The evaluation results indicated significant TCP and UDP bandwidth variations and latency efficiency among the assessed CNIs. Antrea regularly demonstrated superior performance in TCP bandwidth for bigger packet sizes, but Flannel excelled in TCP latency, albeit still trailing behind physical network configurations. UDP performance patterns exhibited similarity, with Antrea surpassing other CNIs in bandwidth efficiency. Latency results showed considerable variation among profiles, and the kernel-tuned parameters employed with Calico markedly enhanced its performance in both TCP and UDP bandwidth assessments.
These findings highlight the necessity of choosing and calibrating CNIs according to unique workload demands, which is critical in high-performance computing environments. The automated methodology in these evaluations enables practical CNI assessments, providing a consistent, efficient, and less error-prone way of measuring network performance. The intricacy and time commitment associated with manual performance reviews underscore the significance of automation in this scenario. Automated procedures enable researchers and practitioners to systematically implement, evaluate systematically, and contrast various CNIs, resulting in more dependable and actionable insights into Kubernetes network performance.

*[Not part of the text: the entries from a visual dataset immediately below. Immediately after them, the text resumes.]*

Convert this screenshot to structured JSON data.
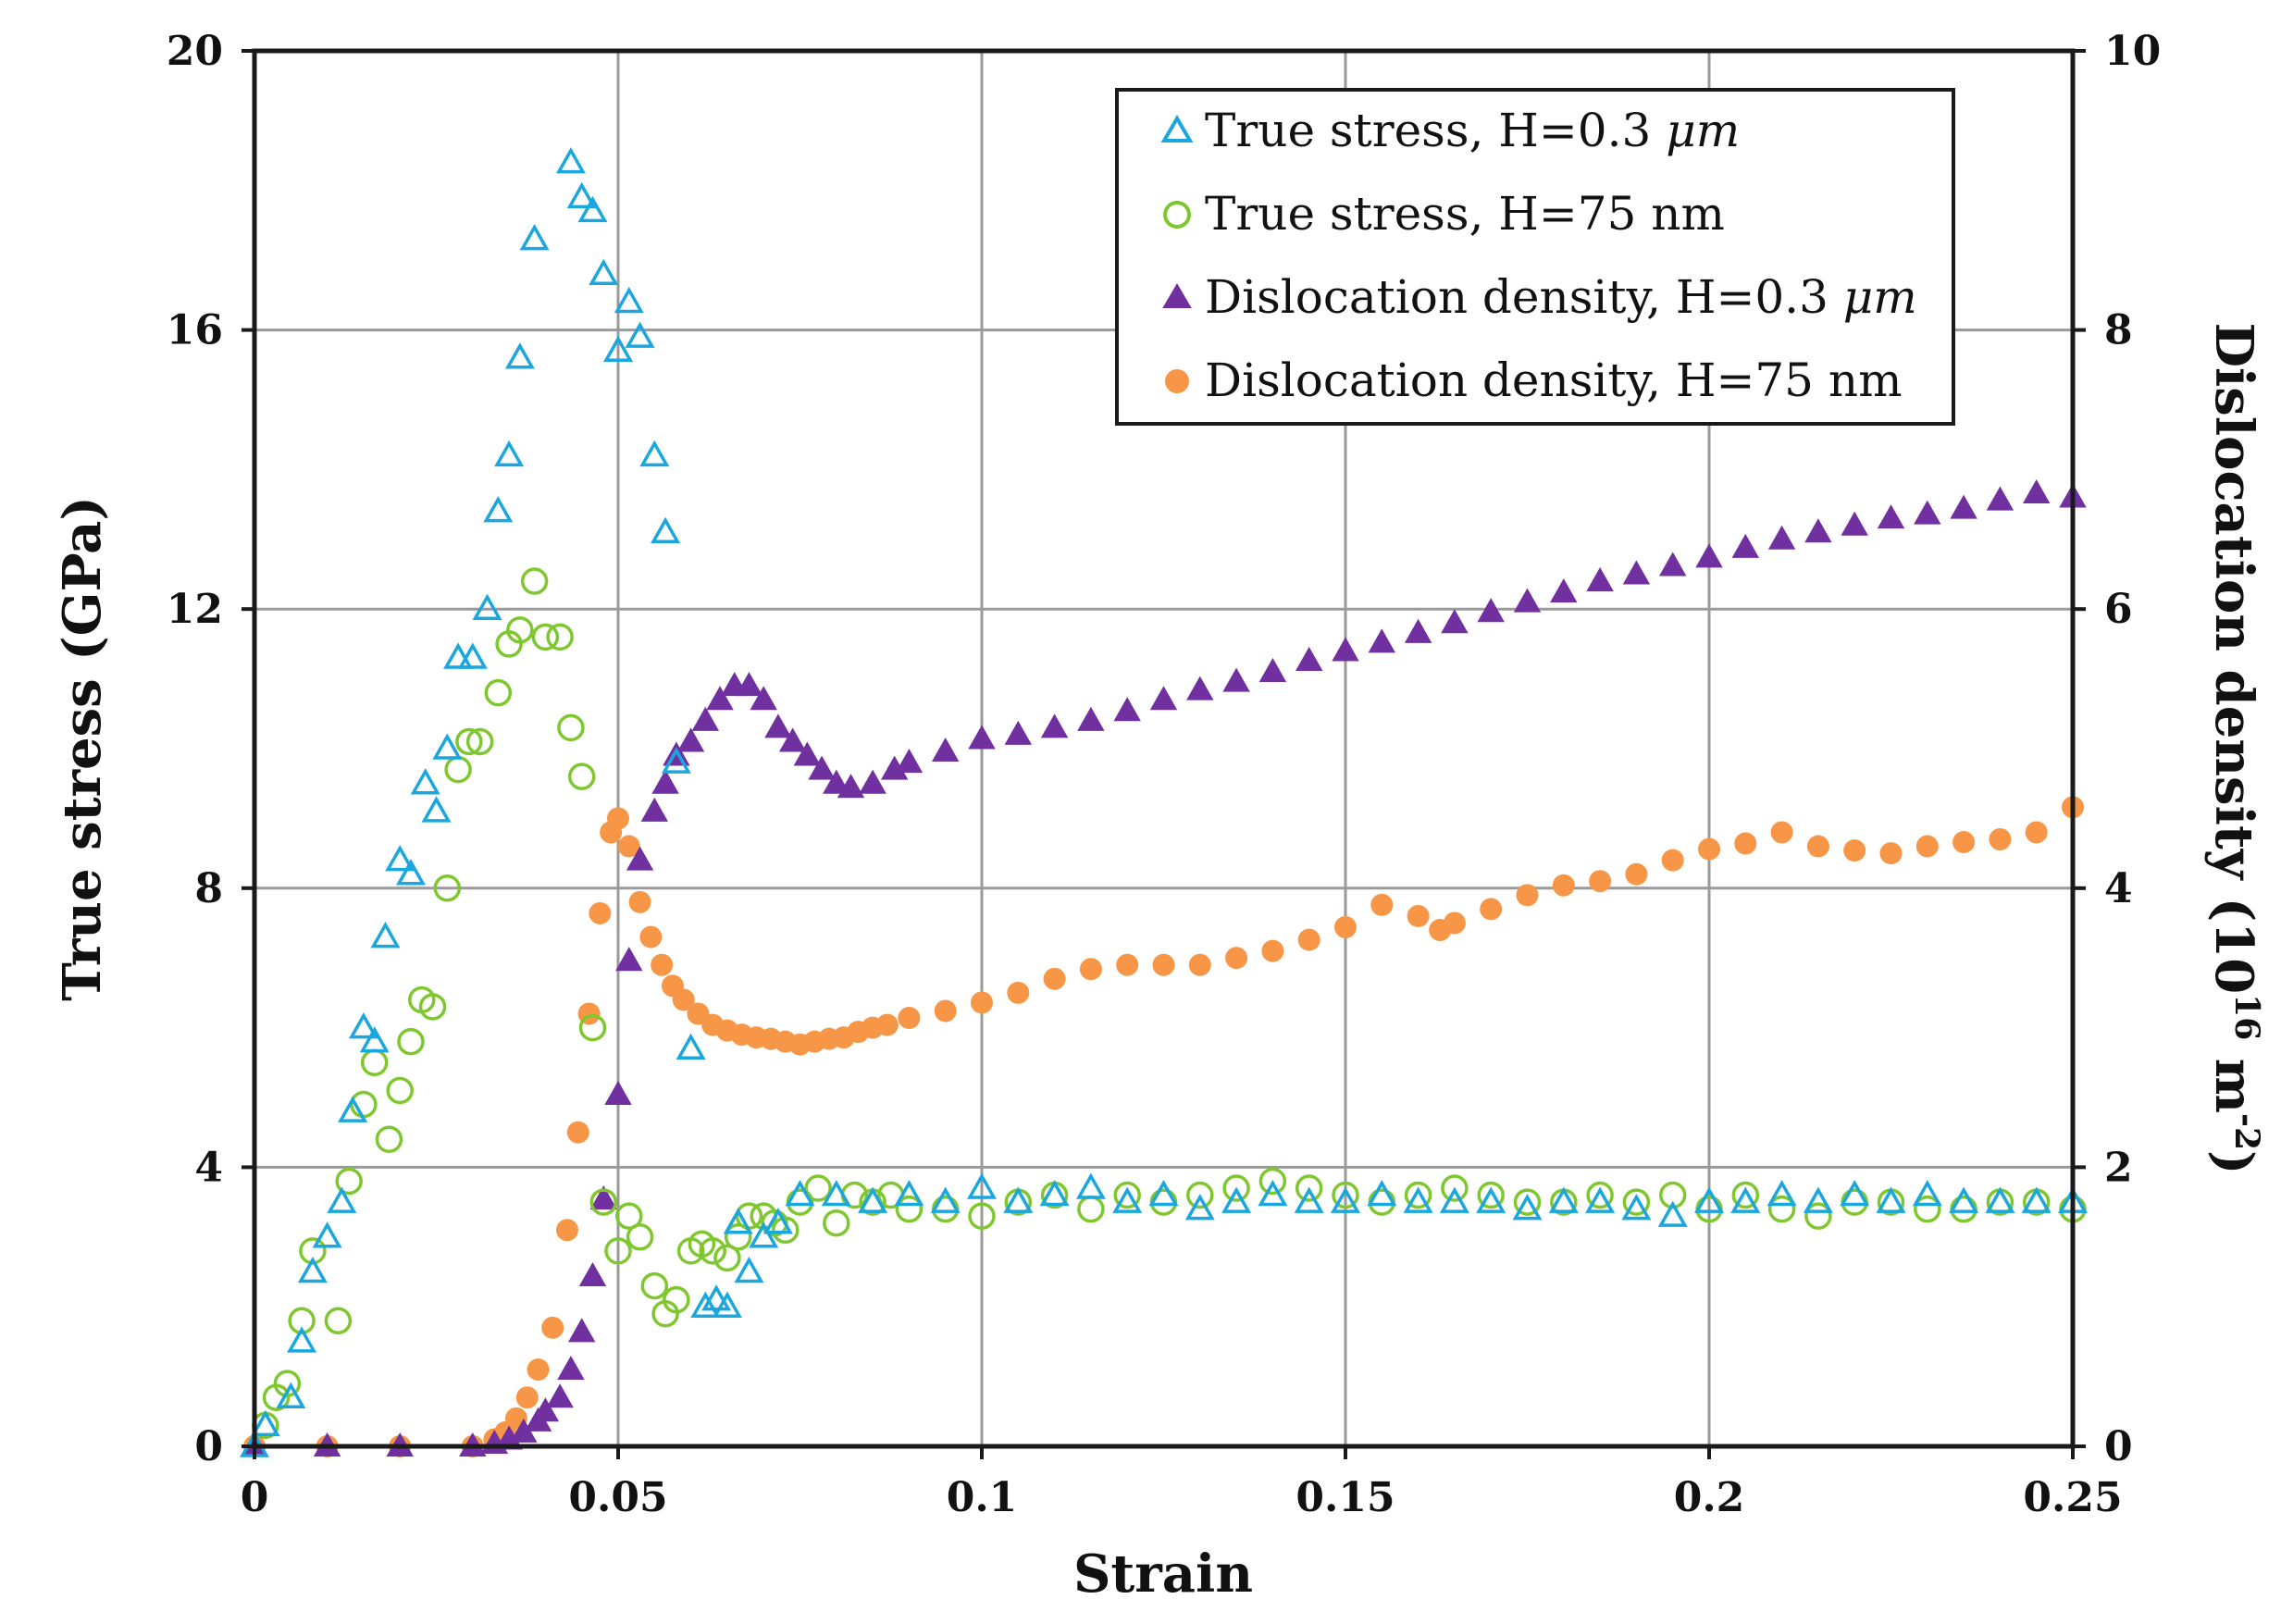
{
  "chart_data": {
    "type": "scatter",
    "xlabel": "Strain",
    "ylabel_left": "True stress (GPa)",
    "ylabel_right_base": "Dislocation density (10",
    "ylabel_right_sup1": "16",
    "ylabel_right_mid": " m",
    "ylabel_right_sup2": "-2",
    "ylabel_right_close": ")",
    "xlim": [
      0,
      0.25
    ],
    "ylim_left": [
      0,
      20
    ],
    "ylim_right": [
      0,
      10
    ],
    "x_ticks": [
      "0",
      "0.05",
      "0.1",
      "0.15",
      "0.2",
      "0.25"
    ],
    "y_left_ticks": [
      "0",
      "4",
      "8",
      "12",
      "16",
      "20"
    ],
    "y_right_ticks": [
      "0",
      "2",
      "4",
      "6",
      "8",
      "10"
    ],
    "grid": true,
    "legend_position": "top-right",
    "colors": {
      "stress_03um": "#1aa7e0",
      "stress_75nm": "#7fc72e",
      "disloc_03um": "#7030a0",
      "disloc_75nm": "#f79646"
    },
    "series": [
      {
        "name": "True stress, H=0.3 μm",
        "legend_label": "True stress, H=0.3 ",
        "legend_unit": "μm",
        "axis": "left",
        "marker": "triangle-open",
        "color_key": "stress_03um",
        "x": [
          0.0,
          0.0015,
          0.005,
          0.0065,
          0.008,
          0.01,
          0.012,
          0.0135,
          0.015,
          0.0165,
          0.018,
          0.02,
          0.0215,
          0.0235,
          0.025,
          0.0265,
          0.028,
          0.03,
          0.032,
          0.0335,
          0.035,
          0.0365,
          0.0385,
          0.0435,
          0.045,
          0.0465,
          0.048,
          0.05,
          0.0515,
          0.053,
          0.055,
          0.0565,
          0.058,
          0.06,
          0.062,
          0.0635,
          0.065,
          0.0665,
          0.068,
          0.07,
          0.072,
          0.075,
          0.08,
          0.085,
          0.09,
          0.095,
          0.1,
          0.105,
          0.11,
          0.115,
          0.12,
          0.125,
          0.13,
          0.135,
          0.14,
          0.145,
          0.15,
          0.155,
          0.16,
          0.165,
          0.17,
          0.175,
          0.18,
          0.185,
          0.19,
          0.195,
          0.2,
          0.205,
          0.21,
          0.215,
          0.22,
          0.225,
          0.23,
          0.235,
          0.24,
          0.245,
          0.25
        ],
        "y": [
          0.0,
          0.3,
          0.7,
          1.5,
          2.5,
          3.0,
          3.5,
          4.8,
          6.0,
          5.8,
          7.3,
          8.4,
          8.2,
          9.5,
          9.1,
          10.0,
          11.3,
          11.3,
          12.0,
          13.4,
          14.2,
          15.6,
          17.3,
          18.4,
          17.9,
          17.7,
          16.8,
          15.7,
          16.4,
          15.9,
          14.2,
          13.1,
          9.8,
          5.7,
          2.0,
          2.1,
          2.0,
          3.2,
          2.5,
          3.0,
          3.2,
          3.6,
          3.6,
          3.5,
          3.6,
          3.5,
          3.7,
          3.5,
          3.6,
          3.7,
          3.5,
          3.6,
          3.4,
          3.5,
          3.6,
          3.5,
          3.5,
          3.6,
          3.5,
          3.5,
          3.5,
          3.4,
          3.5,
          3.5,
          3.4,
          3.3,
          3.5,
          3.5,
          3.6,
          3.5,
          3.6,
          3.5,
          3.6,
          3.5,
          3.5,
          3.5,
          3.5
        ]
      },
      {
        "name": "True stress, H=75 nm",
        "legend_label": "True stress, H=75 nm",
        "axis": "left",
        "marker": "circle-open",
        "color_key": "stress_75nm",
        "x": [
          0.0015,
          0.003,
          0.0045,
          0.0065,
          0.008,
          0.0115,
          0.013,
          0.015,
          0.0165,
          0.0185,
          0.02,
          0.0215,
          0.023,
          0.0245,
          0.0265,
          0.028,
          0.0295,
          0.031,
          0.0335,
          0.035,
          0.0365,
          0.0385,
          0.04,
          0.042,
          0.0435,
          0.045,
          0.0465,
          0.048,
          0.05,
          0.0515,
          0.053,
          0.055,
          0.0565,
          0.058,
          0.06,
          0.0615,
          0.063,
          0.065,
          0.0665,
          0.068,
          0.07,
          0.0715,
          0.073,
          0.075,
          0.0775,
          0.08,
          0.0825,
          0.085,
          0.0875,
          0.09,
          0.095,
          0.1,
          0.105,
          0.11,
          0.115,
          0.12,
          0.125,
          0.13,
          0.135,
          0.14,
          0.145,
          0.15,
          0.155,
          0.16,
          0.165,
          0.17,
          0.175,
          0.18,
          0.185,
          0.19,
          0.195,
          0.2,
          0.205,
          0.21,
          0.215,
          0.22,
          0.225,
          0.23,
          0.235,
          0.24,
          0.245,
          0.25
        ],
        "y": [
          0.3,
          0.7,
          0.9,
          1.8,
          2.8,
          1.8,
          3.8,
          4.9,
          5.5,
          4.4,
          5.1,
          5.8,
          6.4,
          6.3,
          8.0,
          9.7,
          10.1,
          10.1,
          10.8,
          11.5,
          11.7,
          12.4,
          11.6,
          11.6,
          10.3,
          9.6,
          6.0,
          3.5,
          2.8,
          3.3,
          3.0,
          2.3,
          1.9,
          2.1,
          2.8,
          2.9,
          2.8,
          2.7,
          3.0,
          3.3,
          3.3,
          3.2,
          3.1,
          3.5,
          3.7,
          3.2,
          3.6,
          3.5,
          3.6,
          3.4,
          3.4,
          3.3,
          3.5,
          3.6,
          3.4,
          3.6,
          3.5,
          3.6,
          3.7,
          3.8,
          3.7,
          3.6,
          3.5,
          3.6,
          3.7,
          3.6,
          3.5,
          3.5,
          3.6,
          3.5,
          3.6,
          3.4,
          3.6,
          3.4,
          3.3,
          3.5,
          3.5,
          3.4,
          3.4,
          3.5,
          3.5,
          3.4
        ]
      },
      {
        "name": "Dislocation density, H=0.3 μm",
        "legend_label": "Dislocation density, H=0.3 ",
        "legend_unit": "μm",
        "axis": "right",
        "marker": "triangle-filled",
        "color_key": "disloc_03um",
        "x": [
          0.0,
          0.01,
          0.02,
          0.03,
          0.033,
          0.035,
          0.037,
          0.039,
          0.04,
          0.042,
          0.0435,
          0.045,
          0.0465,
          0.048,
          0.05,
          0.0515,
          0.053,
          0.055,
          0.0565,
          0.058,
          0.06,
          0.062,
          0.064,
          0.066,
          0.068,
          0.07,
          0.072,
          0.074,
          0.076,
          0.078,
          0.08,
          0.082,
          0.085,
          0.088,
          0.09,
          0.095,
          0.1,
          0.105,
          0.11,
          0.115,
          0.12,
          0.125,
          0.13,
          0.135,
          0.14,
          0.145,
          0.15,
          0.155,
          0.16,
          0.165,
          0.17,
          0.175,
          0.18,
          0.185,
          0.19,
          0.195,
          0.2,
          0.205,
          0.21,
          0.215,
          0.22,
          0.225,
          0.23,
          0.235,
          0.24,
          0.245,
          0.25
        ],
        "y": [
          0.0,
          0.0,
          0.0,
          0.0,
          0.02,
          0.05,
          0.1,
          0.18,
          0.25,
          0.35,
          0.55,
          0.82,
          1.22,
          1.77,
          2.52,
          3.48,
          4.2,
          4.55,
          4.75,
          4.95,
          5.05,
          5.2,
          5.35,
          5.45,
          5.45,
          5.35,
          5.15,
          5.05,
          4.95,
          4.85,
          4.75,
          4.72,
          4.75,
          4.85,
          4.9,
          4.98,
          5.07,
          5.1,
          5.15,
          5.2,
          5.27,
          5.35,
          5.42,
          5.48,
          5.55,
          5.63,
          5.7,
          5.76,
          5.83,
          5.9,
          5.98,
          6.05,
          6.12,
          6.2,
          6.25,
          6.31,
          6.37,
          6.44,
          6.5,
          6.55,
          6.6,
          6.65,
          6.68,
          6.72,
          6.78,
          6.83,
          6.8
        ]
      },
      {
        "name": "Dislocation density, H=75 nm",
        "legend_label": "Dislocation density, H=75 nm",
        "axis": "right",
        "marker": "circle-filled",
        "color_key": "disloc_75nm",
        "x": [
          0.0,
          0.01,
          0.02,
          0.03,
          0.033,
          0.0345,
          0.036,
          0.0375,
          0.039,
          0.041,
          0.043,
          0.0445,
          0.046,
          0.0475,
          0.049,
          0.05,
          0.0515,
          0.053,
          0.0545,
          0.056,
          0.0575,
          0.059,
          0.061,
          0.063,
          0.065,
          0.067,
          0.069,
          0.071,
          0.073,
          0.075,
          0.077,
          0.079,
          0.081,
          0.083,
          0.085,
          0.087,
          0.09,
          0.095,
          0.1,
          0.105,
          0.11,
          0.115,
          0.12,
          0.125,
          0.13,
          0.135,
          0.14,
          0.145,
          0.15,
          0.155,
          0.16,
          0.163,
          0.165,
          0.17,
          0.175,
          0.18,
          0.185,
          0.19,
          0.195,
          0.2,
          0.205,
          0.21,
          0.215,
          0.22,
          0.225,
          0.23,
          0.235,
          0.24,
          0.245,
          0.25
        ],
        "y": [
          0.0,
          0.0,
          0.0,
          0.0,
          0.05,
          0.1,
          0.2,
          0.35,
          0.55,
          0.85,
          1.55,
          2.25,
          3.1,
          3.82,
          4.4,
          4.5,
          4.3,
          3.9,
          3.65,
          3.45,
          3.3,
          3.2,
          3.1,
          3.02,
          2.98,
          2.95,
          2.93,
          2.92,
          2.9,
          2.88,
          2.9,
          2.92,
          2.93,
          2.97,
          3.0,
          3.02,
          3.07,
          3.12,
          3.18,
          3.25,
          3.35,
          3.42,
          3.45,
          3.45,
          3.45,
          3.5,
          3.55,
          3.63,
          3.72,
          3.88,
          3.8,
          3.7,
          3.75,
          3.85,
          3.95,
          4.02,
          4.05,
          4.1,
          4.2,
          4.28,
          4.32,
          4.4,
          4.3,
          4.27,
          4.25,
          4.3,
          4.33,
          4.35,
          4.4,
          4.58
        ]
      }
    ]
  }
}
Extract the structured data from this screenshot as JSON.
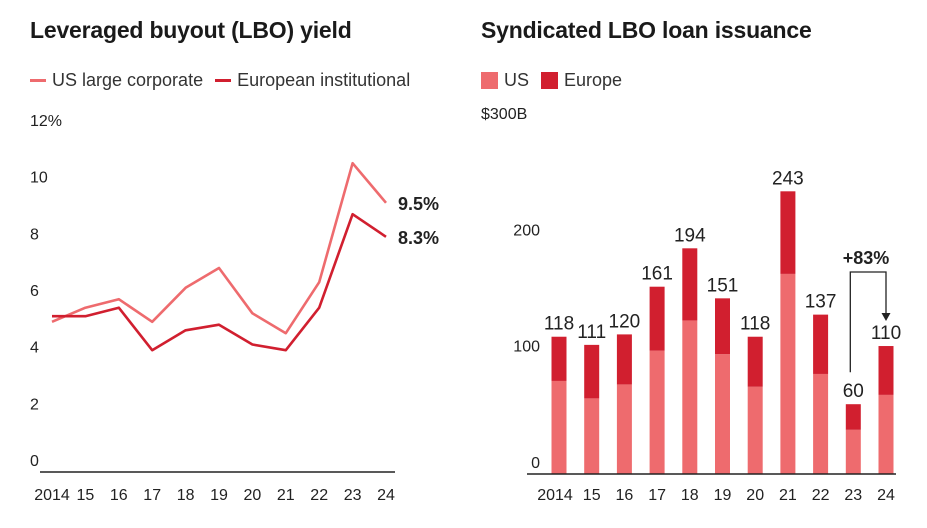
{
  "colors": {
    "us": "#ee6b6e",
    "europe": "#d11f2f",
    "axis": "#222222",
    "text": "#222222"
  },
  "chart_data": [
    {
      "type": "line",
      "title": "Leveraged buyout (LBO) yield",
      "x": [
        "2014",
        "15",
        "16",
        "17",
        "18",
        "19",
        "20",
        "21",
        "22",
        "23",
        "24"
      ],
      "ylim": [
        0,
        12
      ],
      "yticks": [
        "0",
        "2",
        "4",
        "6",
        "8",
        "10",
        "12%"
      ],
      "series": [
        {
          "name": "US large corporate",
          "color": "#ee6b6e",
          "values": [
            5.3,
            5.8,
            6.1,
            5.3,
            6.5,
            7.2,
            5.6,
            4.9,
            6.7,
            10.9,
            9.5
          ],
          "end_label": "9.5%"
        },
        {
          "name": "European institutional",
          "color": "#d11f2f",
          "values": [
            5.5,
            5.5,
            5.8,
            4.3,
            5.0,
            5.2,
            4.5,
            4.3,
            5.8,
            9.1,
            8.3
          ],
          "end_label": "8.3%"
        }
      ],
      "legend": "top-left"
    },
    {
      "type": "bar",
      "stacked": true,
      "title": "Syndicated LBO loan issuance",
      "categories": [
        "2014",
        "15",
        "16",
        "17",
        "18",
        "19",
        "20",
        "21",
        "22",
        "23",
        "24"
      ],
      "ylim": [
        0,
        300
      ],
      "yticks": [
        "0",
        "100",
        "200",
        "$300B"
      ],
      "series": [
        {
          "name": "US",
          "color": "#ee6b6e",
          "values": [
            80,
            65,
            77,
            106,
            132,
            103,
            75,
            172,
            86,
            38,
            68
          ]
        },
        {
          "name": "Europe",
          "color": "#d11f2f",
          "values": [
            38,
            46,
            43,
            55,
            62,
            48,
            43,
            71,
            51,
            22,
            42
          ]
        }
      ],
      "totals": [
        "118",
        "111",
        "120",
        "161",
        "194",
        "151",
        "118",
        "243",
        "137",
        "60",
        "110"
      ],
      "annotation": "+83%",
      "legend": "top-left"
    }
  ]
}
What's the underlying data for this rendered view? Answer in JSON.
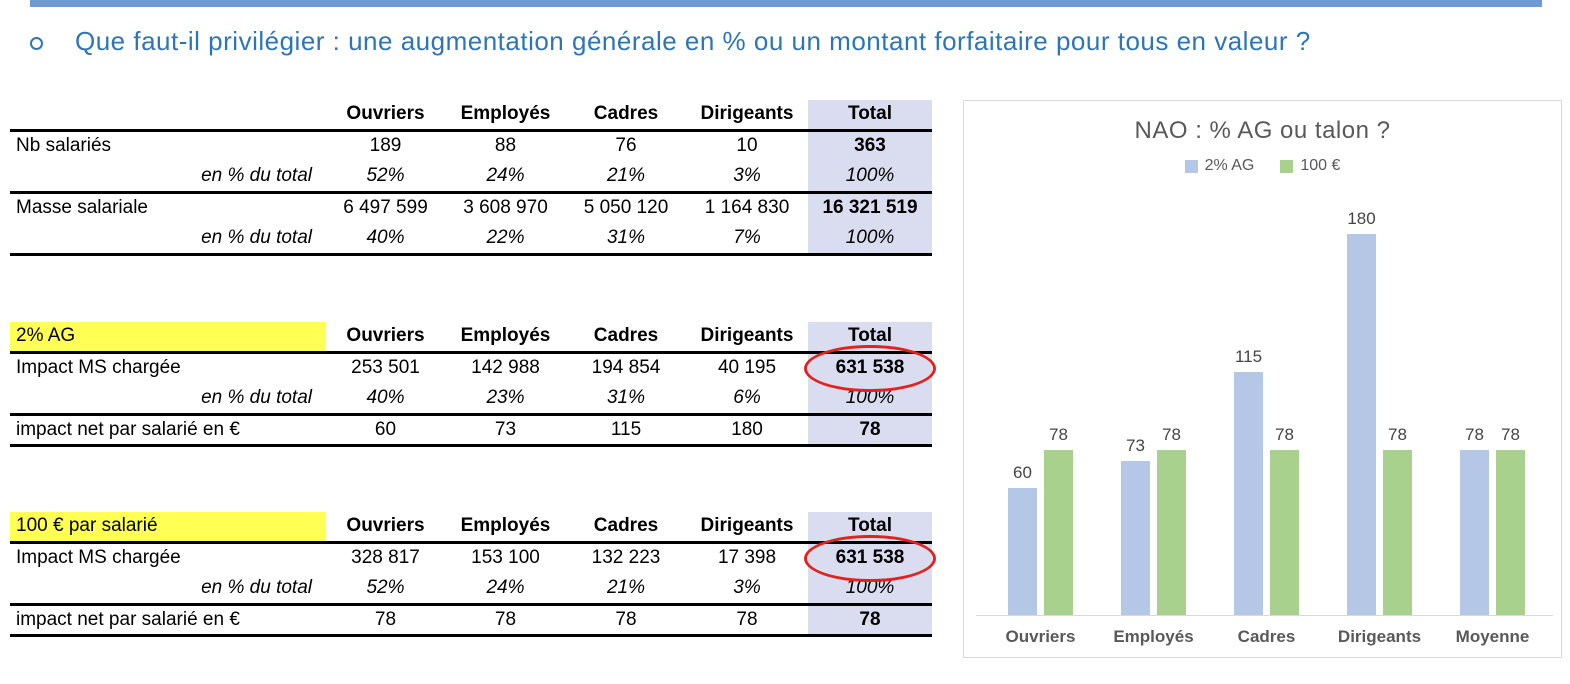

Furthermore, this evaluation establishes a solid platform for future endeavors in Kubernetes-based HPC settings. The considerable overhead introduced by CNIs in Kubernetes-managed HPC workloads highlights the necessity for optimized data center design that accommodates these overheads while maintaining performance integrity. We provide significant data for predicting the performance of CNIs across various workload types, particularly in the context of scale-out operations for future infrastructure expansions.